The nine Britons who were held at the camp have all been released but three former British residents remain as detainees.
Sir Menzies is also asking what representations the UK has made to the American authorities about them.
Court challenge
The three men have won permission to seek a High Court order requiring the UK to petition for their release.
A judge said claims of torture at the camp meant the government might have an obligation to act on their behalf.
But there were "formidable arguments" against Bisher al-Rawi, Jamil el-Banna and Omar Deghayes's case, he added.
The judge, Mr Justice Collins, remarked during the hearing on Thursday that America's idea of torture "doesn't appear to coincide with that of most civilised countries".
Speaking too quietly?
Conservative shadow foreign secretary William Hague is in Washington to build bridges with the White House.
He used a speech to warn reports detainees were being mistreated damaged the "moral authority" of the US-UK alliance.
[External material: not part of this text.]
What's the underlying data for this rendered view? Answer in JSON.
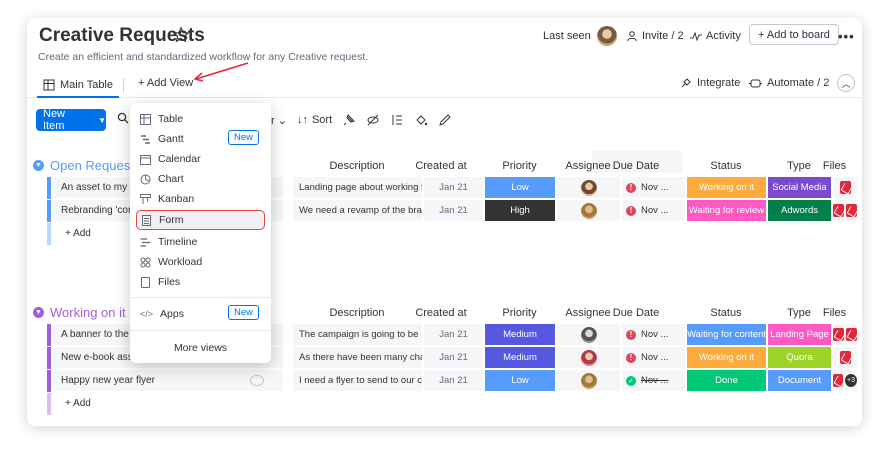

Chairman of the Commons foreign affairs select committee, Labour's Mike Gapes, welcomed Mr Hain's comments and said there was a feeling among MPs that a "more forceful statement" should be made about the camp.
Asked on BBC Radio 4's Today programme why he thought Mr Blair was not being "bolder", Mr Gapes said: "I suspect it's part of a general approach to speak quietly to the Americans and not make big public statements."
Responding to the new United Nations report, UN Secretary General Kofi Annan, said he hoped the US would close the camp as soon as possible.
But the US government described the document as "a discredit to the UN".
White House spokesman Scott McClellan said investigators had failed to examine the facts and their time would be better spent studying other cases.